The volume of loans and deposits of domestic non-banking sectors is increasing further. Lending to households is still rising at the fastest pace. The growth of housing loans is moderate. Slightly higher growth rates are recorded for consumer loans. According to our estimate, this is a consequence of both higher household demand for loans and banks favouring this type of loans given the improvement in households' creditworthiness amid low indebtedness and favourable labour market conditions. Moreover, interest rates for consumer loans are more than twice as high as, for example, for housing and business loans, which is an additional motivation for banks to issue this type of loans. The growth of domestic non-banking sectors’ deposits has strengthened further this year, driven by growth in both household deposits and deposits of the government, which – amid favourable public finance conditions – increased deposits at domestic banks. Good business results are also reflected in further growth in deposits of non-financial corporations. The quality of banks’ assets continues to improve gradually.

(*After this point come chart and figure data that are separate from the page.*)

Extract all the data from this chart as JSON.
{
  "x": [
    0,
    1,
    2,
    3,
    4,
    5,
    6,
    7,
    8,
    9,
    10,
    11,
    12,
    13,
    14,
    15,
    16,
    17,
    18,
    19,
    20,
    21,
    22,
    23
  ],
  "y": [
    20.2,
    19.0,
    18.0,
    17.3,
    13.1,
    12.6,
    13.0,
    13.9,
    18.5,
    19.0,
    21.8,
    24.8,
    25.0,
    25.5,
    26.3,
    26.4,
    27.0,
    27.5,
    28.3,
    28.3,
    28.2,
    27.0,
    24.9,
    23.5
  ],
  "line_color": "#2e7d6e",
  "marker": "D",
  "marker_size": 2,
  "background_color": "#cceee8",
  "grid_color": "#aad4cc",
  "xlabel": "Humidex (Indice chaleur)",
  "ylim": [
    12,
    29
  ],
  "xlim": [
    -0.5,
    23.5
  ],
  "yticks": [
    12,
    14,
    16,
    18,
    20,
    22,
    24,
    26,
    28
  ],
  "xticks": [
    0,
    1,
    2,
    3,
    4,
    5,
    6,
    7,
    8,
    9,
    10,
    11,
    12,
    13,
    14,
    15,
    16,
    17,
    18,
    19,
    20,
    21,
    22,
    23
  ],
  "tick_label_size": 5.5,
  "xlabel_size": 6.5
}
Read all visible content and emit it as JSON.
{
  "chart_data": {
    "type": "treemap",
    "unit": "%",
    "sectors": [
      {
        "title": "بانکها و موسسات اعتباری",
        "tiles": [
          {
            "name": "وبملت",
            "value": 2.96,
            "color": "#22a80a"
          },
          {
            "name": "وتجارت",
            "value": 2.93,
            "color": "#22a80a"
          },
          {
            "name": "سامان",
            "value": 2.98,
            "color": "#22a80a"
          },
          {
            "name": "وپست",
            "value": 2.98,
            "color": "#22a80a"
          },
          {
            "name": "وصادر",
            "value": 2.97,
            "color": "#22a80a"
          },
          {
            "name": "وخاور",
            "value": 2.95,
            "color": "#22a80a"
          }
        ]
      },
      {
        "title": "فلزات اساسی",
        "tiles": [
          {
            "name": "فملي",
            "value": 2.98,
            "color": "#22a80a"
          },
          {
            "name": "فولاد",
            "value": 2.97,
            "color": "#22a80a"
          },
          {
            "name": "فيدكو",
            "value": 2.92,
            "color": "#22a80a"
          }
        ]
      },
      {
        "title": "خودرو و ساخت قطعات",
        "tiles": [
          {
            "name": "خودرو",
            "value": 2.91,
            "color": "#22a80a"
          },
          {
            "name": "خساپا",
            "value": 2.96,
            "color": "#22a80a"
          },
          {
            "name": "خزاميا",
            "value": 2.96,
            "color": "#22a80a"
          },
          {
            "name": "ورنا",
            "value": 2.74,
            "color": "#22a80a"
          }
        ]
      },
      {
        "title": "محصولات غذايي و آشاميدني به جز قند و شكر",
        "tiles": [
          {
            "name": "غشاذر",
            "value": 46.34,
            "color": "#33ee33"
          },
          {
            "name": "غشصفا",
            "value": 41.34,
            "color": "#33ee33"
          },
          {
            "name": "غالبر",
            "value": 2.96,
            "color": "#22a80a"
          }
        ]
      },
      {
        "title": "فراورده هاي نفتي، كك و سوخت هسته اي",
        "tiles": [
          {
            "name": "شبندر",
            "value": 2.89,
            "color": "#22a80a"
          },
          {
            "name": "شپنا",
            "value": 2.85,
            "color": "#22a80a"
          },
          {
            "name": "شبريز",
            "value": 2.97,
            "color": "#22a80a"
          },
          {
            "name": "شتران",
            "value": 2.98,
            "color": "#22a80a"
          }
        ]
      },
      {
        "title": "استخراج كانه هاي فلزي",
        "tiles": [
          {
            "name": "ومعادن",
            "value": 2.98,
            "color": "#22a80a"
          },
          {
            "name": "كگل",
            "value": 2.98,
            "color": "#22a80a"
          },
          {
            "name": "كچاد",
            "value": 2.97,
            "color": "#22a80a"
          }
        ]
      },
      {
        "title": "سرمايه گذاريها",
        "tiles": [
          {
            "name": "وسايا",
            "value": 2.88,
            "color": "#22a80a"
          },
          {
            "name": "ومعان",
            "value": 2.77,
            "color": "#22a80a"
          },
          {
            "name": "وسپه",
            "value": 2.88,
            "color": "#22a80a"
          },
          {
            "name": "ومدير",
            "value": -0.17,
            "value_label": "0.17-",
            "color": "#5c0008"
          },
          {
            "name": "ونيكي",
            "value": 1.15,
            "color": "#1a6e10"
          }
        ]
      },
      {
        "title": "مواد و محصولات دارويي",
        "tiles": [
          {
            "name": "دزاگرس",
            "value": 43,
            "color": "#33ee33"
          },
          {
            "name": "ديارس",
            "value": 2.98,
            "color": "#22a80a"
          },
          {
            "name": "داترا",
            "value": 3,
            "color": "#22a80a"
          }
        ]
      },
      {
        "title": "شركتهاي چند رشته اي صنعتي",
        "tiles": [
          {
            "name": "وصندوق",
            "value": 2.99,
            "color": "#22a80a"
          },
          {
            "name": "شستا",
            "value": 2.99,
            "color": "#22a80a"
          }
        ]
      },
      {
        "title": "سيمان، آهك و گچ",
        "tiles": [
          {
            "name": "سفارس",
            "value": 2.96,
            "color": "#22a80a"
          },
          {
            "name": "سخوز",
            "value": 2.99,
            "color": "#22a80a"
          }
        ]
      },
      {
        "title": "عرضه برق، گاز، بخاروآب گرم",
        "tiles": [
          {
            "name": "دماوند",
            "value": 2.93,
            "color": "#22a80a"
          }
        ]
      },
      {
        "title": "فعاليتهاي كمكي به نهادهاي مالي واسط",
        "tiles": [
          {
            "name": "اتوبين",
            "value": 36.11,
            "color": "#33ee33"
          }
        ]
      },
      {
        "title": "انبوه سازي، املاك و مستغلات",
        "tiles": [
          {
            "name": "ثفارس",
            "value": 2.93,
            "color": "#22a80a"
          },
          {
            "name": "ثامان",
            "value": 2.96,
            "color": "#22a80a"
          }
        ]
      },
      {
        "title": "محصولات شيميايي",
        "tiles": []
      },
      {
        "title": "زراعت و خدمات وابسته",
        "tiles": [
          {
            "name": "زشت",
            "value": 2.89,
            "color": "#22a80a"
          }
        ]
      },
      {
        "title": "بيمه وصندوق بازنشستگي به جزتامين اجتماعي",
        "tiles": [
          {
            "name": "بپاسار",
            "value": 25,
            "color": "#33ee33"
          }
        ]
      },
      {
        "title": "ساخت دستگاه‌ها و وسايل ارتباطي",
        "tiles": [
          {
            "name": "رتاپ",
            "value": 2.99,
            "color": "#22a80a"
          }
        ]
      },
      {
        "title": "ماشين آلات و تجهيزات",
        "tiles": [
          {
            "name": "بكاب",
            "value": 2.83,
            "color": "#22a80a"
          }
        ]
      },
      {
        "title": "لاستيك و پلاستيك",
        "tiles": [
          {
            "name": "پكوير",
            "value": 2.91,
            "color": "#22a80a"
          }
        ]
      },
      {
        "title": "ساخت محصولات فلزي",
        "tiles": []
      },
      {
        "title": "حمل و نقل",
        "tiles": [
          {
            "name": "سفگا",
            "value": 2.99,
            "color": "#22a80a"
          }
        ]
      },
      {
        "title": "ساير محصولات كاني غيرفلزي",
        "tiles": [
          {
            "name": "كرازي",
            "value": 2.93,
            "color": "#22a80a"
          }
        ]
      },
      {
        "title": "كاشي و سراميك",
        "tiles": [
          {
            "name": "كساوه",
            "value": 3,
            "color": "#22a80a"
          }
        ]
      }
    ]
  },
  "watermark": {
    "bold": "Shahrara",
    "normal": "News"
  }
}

The surplus of the consolidated balance of public finances in the first four months was somewhat lower than in the same period of last year. After the deficit in the first quarter, the consolidated balance recorded a surplus, which was lower than last year due to stronger growth in expenditure (6.8%) amid lower growth in revenue (5.7%). The lower growth of tax revenues arose from the value added tax. Revenue from income taxes increased the most, in connection with favourable labour market conditions and good business results. Receipts from the EU budget made a considerably smaller contribution to revenue growth than last year, but their growth is expected to strengthen in the remainder of the year. This year’s strengthening of expenditure growth, which is expected with regard to the adopted budgetary documents, is driven by all major expenditure categories. It is related to the adopted agreements on wage rises, further employment growth (which is strongest in health care), measures in the area of transfers to individuals and households, and strong growth in investment in transport infrastructure, which was also facilitated by favourable weather conditions. Payments into the EU budget were also higher at the beginning of the year.